Knee flexion weakness, knee flexion loss, increased knee laxity, and saphenous nerve injury have all been described with use of hamstring autografts.16-19 Goldblatt and colleagues17 demonstrated a significant flexion loss in the hamstring group in their meta-analysis as well as increased laxity with both the Lachman test and the pivot shift test. They also found that the hamstring autograft group exhibited side-to-side differences of more than 3 mm on KT-1000 testing when compared with the BPTB autograft group.
Proposed advantages of allograft reconstruction include elimination of donor-site morbidity and/or pain from a less invasive procedure, faster initial recovery, more sizing options, and shorter operative times.4-7 In a 5-year follow-up of patients who had ACL reconstruction with either Achilles allograft or BPTB autograft, Poehling and colleagues7 demonstrated overall similar long-term outcomes between the groups.
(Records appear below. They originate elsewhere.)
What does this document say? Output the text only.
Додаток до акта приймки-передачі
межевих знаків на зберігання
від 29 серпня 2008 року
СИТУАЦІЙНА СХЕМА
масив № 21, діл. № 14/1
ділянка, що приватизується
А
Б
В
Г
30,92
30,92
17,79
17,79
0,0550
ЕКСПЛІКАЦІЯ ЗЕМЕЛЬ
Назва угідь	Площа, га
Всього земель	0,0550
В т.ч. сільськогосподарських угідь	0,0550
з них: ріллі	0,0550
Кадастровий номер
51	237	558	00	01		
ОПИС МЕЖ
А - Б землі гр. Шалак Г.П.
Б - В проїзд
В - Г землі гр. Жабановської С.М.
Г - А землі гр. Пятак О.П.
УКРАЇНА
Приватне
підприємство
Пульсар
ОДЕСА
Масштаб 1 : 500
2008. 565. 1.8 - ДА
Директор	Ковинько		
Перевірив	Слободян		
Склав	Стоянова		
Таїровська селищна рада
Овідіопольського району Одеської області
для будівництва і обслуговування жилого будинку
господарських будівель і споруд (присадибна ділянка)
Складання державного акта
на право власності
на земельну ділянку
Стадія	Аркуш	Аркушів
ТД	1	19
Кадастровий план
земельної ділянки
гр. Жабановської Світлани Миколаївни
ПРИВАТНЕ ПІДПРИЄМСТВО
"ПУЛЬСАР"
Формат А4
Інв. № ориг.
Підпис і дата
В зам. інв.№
However, the allograft patients reported less pain 1 and 6 weeks after surgery; better function 1 week, 3 months, and 1 year after surgery; and fewer activity limitations throughout the follow-up period. Lamblin and colleagues20 also found no difference between nonirradiated allograft and autograft tissue in ACL reconstruction in a 2013 meta-analysis of ACL studies published over a 32-year period.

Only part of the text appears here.